I seem to have stopped whatever virus/disease was present in my coop with some timely vector elimination practices. Not a sick chicken to be had in the last week. I am going to have to cull another rooster. My babies from this fall should start laying in March and I just noticed this week that my "pullets" are not all girls! One of them is a boy, he is starting to grow a larger comb and develop darker neck feathers and some longer tail feathers. We are going to let him live and kill off the old rooster. The rooster will help integrate the flock and having a new rooster will make the old guard more prone to integrate. They won't be so insular, at least that is the theory I am going to postulate. Time will tell if I was right. The egg yolks are starting to get a little more orange in color. The chickens are starting to roam about more during the day.
Today I used a metal rake to finish getting the mud in the barn lot out of the front creek and spread out more pasture grass seeds along both banks of the creek. I am hoping the grass will grow and help stabilize the bank. I would love to plant the bottoms in new grass seed but I am going to wait until after March. I don't want a freeze killing my new plants. A little area like the creek bank is easily replanted. I have 300# of chicken food left out in the coop. Just enough to get through the winter. I need to start watching out for the sales again. I think I will buy it in 1000# increments. It certainly makes it easier and really cuts down my feed costs.

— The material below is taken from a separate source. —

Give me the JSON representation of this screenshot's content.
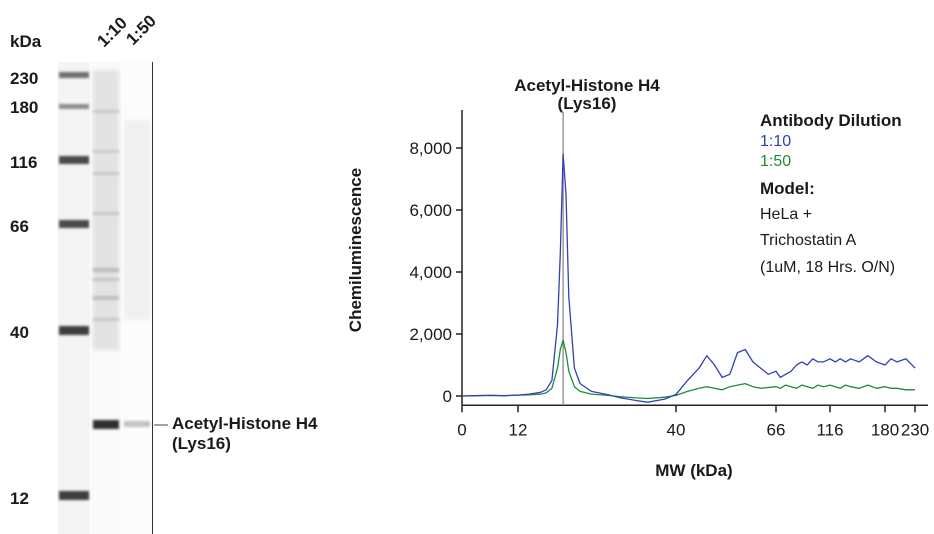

We had another set of twin lambs on Friday. On Sunday, I decided that the momma needed a companion. They just do better with a companion. I decided that our old lead ewe #1 is pretty pregnant and the friendliest of the bunch so she should be easy to wrangle into the baby area. Yes she is friendly, but she is also a Dorper so she is our largest sheep. She did not want to go in the baby area despite the food quantity being endless. I ended up having to catch her and straddle her body and neck and drag her forward with my legs and arms while straddling her. Not the most gracious movement. We were almost to the pen gate when she decided to bolt for the open door out into the barn lot. I had to catch her by the neck at the last minute, I finally got the pen gate open and the dog stopping her from rejoining the main herd caused her to go into the pen. The worst part was it had been raining all day long and her wool was saturated with water. My jeans were soaking wet! They have been doing fine and today I noticed her udder filling up with milk so hopefully she will have her babies in the next few days, or she is feeding the other ewe's babies.